The 165km, six-lane Yamuna Expressway being constructed by Jaypee Infratech Ltd, a unit of India’s biggest builder of dams, is due to be completed by October. The government says the motorway will promote economic development and cut about two hours off the current 5-hour trip between New Delhi and the tourist hub of Agra.
Although the state government said 175 hectares were acquired in Bhatta for Rs 120 crore and 260 hectares in Parsaul for Rs 180 crore, villagers said they have not been paid adequate compensation and the government has colluded with developers. The government has denied the allegations.
Uttar Pradesh, India’s most populous and politically crucial state as it sends 80 lawmakers to the Lok Sabha, will go to the polls in 2012. Almost all opposition parties are trying to capitalize on the current resentment against the Mayawati-led Bahujan Samaj Party government.
Rashtriya Lok Dal leader Ajit Singh and his followers were stopped by the police from entering Bhatta and Parsaul. Bharatiya Janata Party leader Rajnath Singh and Samajwadi Party leader Shivpal Singh Yadav were detained by the police along with supporters after they attempted to reach the site of the clashes on Monday, the PTI reported.
The villagers, on their part, said they want fair compensation.
“What we want is fair compensation and respectable treatment,” said Dhiraj Singh, 80. “The villagers have been agitating for the last four months. Not a single government representative have bothered to address our grievances.”
Singh said real estate agents were selling the acquired properties at Rs 60 lakh an acre after the government paid Rs 35 lakh per acre to the farmers.

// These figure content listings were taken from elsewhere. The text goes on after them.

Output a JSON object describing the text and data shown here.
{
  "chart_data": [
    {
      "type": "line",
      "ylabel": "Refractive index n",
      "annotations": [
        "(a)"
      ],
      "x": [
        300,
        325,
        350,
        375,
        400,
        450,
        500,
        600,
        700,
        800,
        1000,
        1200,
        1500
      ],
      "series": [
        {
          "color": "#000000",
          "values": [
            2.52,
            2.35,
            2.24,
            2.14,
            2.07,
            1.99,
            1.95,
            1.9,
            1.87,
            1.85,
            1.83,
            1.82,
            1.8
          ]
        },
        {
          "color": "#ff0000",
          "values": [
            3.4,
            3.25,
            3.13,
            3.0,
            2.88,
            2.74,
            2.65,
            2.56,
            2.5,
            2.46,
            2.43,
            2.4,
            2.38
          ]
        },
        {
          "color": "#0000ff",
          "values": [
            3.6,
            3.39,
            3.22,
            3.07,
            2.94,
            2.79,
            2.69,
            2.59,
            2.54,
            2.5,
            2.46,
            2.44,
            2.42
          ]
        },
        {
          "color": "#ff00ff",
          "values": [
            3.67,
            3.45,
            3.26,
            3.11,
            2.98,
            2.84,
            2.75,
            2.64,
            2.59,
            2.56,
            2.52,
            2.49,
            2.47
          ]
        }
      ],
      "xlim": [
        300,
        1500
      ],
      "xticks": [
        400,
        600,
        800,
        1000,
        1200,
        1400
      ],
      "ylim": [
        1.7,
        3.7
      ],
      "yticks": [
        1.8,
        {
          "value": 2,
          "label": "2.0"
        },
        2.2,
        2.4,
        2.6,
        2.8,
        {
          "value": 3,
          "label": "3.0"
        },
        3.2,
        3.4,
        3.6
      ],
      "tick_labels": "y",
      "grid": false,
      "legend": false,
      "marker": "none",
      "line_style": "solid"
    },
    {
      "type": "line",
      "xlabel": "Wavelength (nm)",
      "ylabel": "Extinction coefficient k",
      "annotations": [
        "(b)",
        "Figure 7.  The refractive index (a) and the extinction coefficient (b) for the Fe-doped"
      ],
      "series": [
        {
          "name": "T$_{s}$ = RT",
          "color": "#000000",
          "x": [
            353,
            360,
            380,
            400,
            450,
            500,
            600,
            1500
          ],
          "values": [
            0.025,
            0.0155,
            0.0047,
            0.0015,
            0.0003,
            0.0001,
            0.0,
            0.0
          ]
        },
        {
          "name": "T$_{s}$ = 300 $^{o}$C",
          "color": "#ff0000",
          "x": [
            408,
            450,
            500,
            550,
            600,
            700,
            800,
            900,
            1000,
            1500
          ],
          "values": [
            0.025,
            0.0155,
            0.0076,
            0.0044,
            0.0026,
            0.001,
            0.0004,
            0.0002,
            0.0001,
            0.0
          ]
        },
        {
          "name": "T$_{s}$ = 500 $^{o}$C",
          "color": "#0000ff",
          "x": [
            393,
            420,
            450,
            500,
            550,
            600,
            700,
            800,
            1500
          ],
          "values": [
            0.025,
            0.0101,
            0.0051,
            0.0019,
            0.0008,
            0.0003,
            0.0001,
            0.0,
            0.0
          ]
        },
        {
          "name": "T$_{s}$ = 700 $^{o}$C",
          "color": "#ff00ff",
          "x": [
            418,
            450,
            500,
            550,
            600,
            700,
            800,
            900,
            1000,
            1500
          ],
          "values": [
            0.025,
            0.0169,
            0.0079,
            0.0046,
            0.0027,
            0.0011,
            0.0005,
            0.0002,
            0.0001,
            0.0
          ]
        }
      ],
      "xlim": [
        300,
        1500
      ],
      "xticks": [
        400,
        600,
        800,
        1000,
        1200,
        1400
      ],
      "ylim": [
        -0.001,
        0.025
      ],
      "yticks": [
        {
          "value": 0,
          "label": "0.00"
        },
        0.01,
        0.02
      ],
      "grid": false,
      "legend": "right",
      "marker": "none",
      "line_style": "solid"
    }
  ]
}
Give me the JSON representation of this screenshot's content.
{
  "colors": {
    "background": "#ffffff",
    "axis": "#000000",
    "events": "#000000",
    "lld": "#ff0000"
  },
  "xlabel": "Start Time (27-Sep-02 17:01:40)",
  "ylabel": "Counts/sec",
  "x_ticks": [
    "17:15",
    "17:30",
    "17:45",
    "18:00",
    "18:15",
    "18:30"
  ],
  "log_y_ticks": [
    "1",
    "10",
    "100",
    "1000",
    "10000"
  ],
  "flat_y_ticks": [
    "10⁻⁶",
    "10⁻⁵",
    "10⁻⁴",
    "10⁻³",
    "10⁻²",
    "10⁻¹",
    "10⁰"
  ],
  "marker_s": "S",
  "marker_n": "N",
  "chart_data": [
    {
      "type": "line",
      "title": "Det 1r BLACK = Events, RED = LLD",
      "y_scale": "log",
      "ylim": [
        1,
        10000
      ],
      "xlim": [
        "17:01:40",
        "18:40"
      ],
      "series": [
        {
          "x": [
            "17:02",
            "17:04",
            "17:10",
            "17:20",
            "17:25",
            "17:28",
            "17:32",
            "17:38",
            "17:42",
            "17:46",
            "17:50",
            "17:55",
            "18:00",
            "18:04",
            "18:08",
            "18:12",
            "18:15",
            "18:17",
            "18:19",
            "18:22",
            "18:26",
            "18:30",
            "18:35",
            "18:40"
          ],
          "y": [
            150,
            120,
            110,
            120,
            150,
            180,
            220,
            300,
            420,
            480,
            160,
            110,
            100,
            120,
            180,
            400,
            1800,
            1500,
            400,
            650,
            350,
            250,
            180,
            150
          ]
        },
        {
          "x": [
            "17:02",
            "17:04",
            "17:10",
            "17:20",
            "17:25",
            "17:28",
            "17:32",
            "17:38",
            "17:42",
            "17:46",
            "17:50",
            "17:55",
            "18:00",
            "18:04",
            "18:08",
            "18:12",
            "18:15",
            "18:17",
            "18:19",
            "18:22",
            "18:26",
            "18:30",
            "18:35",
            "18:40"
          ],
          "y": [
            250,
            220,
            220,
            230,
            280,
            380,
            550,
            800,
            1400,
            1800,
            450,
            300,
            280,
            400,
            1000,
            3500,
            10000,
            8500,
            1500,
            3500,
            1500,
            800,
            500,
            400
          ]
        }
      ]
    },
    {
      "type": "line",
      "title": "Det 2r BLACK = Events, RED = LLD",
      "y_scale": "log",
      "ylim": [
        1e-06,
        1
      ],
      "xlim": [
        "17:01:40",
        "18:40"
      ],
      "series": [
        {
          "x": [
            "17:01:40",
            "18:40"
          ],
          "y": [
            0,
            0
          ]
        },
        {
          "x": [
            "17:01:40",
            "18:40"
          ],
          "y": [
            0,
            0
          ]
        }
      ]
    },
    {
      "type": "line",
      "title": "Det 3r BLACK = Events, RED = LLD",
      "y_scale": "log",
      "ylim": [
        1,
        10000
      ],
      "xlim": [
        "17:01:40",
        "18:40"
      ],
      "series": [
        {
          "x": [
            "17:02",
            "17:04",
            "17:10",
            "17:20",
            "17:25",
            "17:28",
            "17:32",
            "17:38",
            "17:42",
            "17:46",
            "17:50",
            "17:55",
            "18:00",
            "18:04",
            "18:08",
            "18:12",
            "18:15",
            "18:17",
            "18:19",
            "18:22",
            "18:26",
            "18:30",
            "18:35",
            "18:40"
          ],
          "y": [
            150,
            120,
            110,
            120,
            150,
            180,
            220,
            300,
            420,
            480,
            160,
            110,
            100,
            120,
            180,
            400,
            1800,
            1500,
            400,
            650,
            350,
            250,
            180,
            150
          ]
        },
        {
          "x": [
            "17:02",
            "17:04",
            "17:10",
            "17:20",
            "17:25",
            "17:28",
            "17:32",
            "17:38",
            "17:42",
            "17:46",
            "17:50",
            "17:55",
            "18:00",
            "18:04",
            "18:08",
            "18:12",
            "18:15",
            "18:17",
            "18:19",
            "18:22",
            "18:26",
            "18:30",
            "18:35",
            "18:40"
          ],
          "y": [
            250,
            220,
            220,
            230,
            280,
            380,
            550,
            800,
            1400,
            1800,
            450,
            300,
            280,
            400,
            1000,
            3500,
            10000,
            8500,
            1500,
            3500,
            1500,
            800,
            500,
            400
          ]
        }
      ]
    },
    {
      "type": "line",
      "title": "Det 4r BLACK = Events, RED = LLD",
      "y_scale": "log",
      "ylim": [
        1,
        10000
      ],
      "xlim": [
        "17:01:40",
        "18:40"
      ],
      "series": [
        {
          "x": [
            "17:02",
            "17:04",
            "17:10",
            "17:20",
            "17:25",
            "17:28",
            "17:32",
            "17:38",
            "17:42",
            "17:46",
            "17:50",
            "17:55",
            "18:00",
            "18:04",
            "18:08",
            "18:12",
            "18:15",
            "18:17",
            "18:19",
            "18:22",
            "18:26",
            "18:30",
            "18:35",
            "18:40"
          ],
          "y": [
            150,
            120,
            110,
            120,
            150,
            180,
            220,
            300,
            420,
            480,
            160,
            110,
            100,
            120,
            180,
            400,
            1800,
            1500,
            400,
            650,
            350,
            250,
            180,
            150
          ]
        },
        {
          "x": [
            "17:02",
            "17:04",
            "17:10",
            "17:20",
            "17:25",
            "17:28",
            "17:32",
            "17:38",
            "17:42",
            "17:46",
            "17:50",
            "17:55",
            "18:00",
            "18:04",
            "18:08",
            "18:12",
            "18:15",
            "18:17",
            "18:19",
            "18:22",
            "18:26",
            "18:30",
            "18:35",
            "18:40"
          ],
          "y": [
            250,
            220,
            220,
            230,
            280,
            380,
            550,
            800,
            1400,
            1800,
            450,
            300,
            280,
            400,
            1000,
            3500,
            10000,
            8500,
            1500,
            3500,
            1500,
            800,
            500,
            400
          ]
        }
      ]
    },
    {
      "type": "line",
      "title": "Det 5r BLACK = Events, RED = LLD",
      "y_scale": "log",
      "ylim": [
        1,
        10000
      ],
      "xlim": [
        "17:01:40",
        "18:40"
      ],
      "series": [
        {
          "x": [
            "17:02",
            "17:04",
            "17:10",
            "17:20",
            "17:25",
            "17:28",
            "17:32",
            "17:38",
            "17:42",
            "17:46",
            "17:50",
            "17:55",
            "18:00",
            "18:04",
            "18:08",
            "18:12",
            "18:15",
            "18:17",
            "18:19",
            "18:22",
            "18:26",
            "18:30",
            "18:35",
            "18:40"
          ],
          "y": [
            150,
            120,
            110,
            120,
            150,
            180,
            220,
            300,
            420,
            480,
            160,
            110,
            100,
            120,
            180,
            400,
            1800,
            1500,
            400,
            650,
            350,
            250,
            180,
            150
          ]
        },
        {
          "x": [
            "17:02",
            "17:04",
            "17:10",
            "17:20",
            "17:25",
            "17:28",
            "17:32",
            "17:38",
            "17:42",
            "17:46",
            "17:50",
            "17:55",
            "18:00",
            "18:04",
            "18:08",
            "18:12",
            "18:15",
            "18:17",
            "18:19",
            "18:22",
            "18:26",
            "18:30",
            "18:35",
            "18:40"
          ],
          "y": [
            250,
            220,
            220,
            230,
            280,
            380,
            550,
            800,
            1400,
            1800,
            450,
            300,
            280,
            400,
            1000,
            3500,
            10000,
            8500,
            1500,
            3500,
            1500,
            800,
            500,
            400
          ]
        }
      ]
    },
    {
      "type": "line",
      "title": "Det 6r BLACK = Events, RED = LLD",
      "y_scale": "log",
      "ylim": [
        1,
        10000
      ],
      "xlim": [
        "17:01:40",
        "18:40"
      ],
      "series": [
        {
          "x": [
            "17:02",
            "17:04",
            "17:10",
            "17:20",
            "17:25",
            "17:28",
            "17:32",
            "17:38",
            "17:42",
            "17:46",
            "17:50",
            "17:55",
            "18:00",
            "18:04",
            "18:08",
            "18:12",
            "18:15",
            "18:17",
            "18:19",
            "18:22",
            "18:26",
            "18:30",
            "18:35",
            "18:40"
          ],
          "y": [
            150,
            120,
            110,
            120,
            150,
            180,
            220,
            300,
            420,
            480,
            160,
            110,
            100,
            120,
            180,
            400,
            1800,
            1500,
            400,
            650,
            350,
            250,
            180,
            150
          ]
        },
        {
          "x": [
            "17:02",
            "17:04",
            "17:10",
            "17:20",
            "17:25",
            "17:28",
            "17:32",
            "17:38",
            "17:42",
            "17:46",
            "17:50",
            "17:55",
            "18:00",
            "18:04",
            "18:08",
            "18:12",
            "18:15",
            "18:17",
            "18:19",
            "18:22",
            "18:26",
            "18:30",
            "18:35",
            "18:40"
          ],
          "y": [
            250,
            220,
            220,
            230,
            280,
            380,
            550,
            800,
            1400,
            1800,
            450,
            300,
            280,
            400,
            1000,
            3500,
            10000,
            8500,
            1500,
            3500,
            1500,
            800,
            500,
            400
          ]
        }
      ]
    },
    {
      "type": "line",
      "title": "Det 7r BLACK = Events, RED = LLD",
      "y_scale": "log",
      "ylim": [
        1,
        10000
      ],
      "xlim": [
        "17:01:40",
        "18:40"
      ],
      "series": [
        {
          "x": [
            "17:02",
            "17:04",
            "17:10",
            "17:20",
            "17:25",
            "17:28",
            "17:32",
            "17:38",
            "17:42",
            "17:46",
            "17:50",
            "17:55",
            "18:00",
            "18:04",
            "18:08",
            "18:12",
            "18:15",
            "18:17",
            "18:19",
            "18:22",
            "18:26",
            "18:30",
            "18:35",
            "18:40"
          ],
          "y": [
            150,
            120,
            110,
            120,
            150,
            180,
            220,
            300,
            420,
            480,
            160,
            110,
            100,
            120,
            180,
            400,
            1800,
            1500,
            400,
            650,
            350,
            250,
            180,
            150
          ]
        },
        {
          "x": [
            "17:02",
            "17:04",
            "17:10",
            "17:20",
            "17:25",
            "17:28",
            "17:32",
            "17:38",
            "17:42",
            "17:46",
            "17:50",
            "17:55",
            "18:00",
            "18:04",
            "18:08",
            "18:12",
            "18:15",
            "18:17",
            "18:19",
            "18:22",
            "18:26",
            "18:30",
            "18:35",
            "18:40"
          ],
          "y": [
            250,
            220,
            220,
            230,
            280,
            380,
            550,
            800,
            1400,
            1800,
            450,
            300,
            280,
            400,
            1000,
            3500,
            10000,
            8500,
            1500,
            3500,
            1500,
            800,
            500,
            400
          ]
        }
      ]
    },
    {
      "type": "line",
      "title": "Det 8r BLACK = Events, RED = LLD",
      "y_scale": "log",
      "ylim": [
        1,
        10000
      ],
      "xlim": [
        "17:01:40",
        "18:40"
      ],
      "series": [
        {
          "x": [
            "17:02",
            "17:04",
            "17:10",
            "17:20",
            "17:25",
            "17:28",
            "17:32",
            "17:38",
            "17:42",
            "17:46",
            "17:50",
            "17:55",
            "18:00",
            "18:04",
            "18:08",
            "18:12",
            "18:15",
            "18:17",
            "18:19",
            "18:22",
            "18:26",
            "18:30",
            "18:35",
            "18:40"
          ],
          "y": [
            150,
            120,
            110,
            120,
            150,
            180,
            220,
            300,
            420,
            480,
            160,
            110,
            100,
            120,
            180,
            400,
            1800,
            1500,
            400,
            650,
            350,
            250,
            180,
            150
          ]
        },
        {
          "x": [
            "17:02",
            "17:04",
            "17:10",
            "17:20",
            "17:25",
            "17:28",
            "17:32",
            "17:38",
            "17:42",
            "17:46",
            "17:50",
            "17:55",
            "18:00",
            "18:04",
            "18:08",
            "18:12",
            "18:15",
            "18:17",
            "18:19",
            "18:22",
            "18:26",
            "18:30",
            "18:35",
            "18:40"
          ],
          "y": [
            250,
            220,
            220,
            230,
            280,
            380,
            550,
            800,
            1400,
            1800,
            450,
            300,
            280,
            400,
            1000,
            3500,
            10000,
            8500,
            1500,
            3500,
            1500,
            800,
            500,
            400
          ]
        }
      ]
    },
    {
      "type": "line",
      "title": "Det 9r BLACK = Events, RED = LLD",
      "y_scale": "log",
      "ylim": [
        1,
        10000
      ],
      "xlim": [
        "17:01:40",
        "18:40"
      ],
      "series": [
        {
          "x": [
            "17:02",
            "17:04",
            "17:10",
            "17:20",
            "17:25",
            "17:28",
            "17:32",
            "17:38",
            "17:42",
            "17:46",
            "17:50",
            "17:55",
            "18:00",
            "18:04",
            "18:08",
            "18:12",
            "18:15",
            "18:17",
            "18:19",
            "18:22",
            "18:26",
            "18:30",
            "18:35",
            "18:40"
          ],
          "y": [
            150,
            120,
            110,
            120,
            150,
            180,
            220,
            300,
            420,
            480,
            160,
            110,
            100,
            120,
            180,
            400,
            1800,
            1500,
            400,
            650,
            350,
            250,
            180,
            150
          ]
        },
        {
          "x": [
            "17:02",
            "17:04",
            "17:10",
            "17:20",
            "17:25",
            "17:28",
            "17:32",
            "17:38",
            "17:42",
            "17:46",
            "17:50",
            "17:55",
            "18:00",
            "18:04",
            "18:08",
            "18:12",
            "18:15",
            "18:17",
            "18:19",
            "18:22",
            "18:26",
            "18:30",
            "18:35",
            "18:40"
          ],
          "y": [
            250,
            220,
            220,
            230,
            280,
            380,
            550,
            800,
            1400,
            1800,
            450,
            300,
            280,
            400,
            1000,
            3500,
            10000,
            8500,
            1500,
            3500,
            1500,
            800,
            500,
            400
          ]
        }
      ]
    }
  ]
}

“The chief minister should treat the farmers with respect,” said V.M. Singh, a farmer and an activist. “The farmers across the state want the government to come up with a constructive policy for acquiring land.”
Villagers complain that instead of hearing their grievances, the state government used force to suppress the agitation.
“We all are scared here. The police has even scared the kids,” said Seetho, a resident of Parsaul who had to part with more than half an acre of land. “We have lost the land and now we have to go through this trauma.”
Confrontations between farmers and businesses trying to secure land have sparked rioting and stalled more than $100 billion (Rs 4.47 trilion today) of projects across India, according to a 2009 report by industry lobby group Associated Chambers of Commerce and Industry.
This includes the country’s largest proposed foreign investment by Posco, South Korea’s biggest steelmaker, to build a $12 billion plant in Orissa.
The government is considering introducing a Bill in Parliament that would change colonial-era laws that allow state administrations to acquire land on behalf of industry, in an attempt to ease the confrontations.
Under the provisions of the new Bill, still under discussion, companies would have to agree terms with farmers for at least 70% of the land they need before asking authorities for help with the rest.
The proposals provide specific guidelines for valuing land and require a social impact study before evictions.
Bloomberg, AFP and PTI contributed to this story.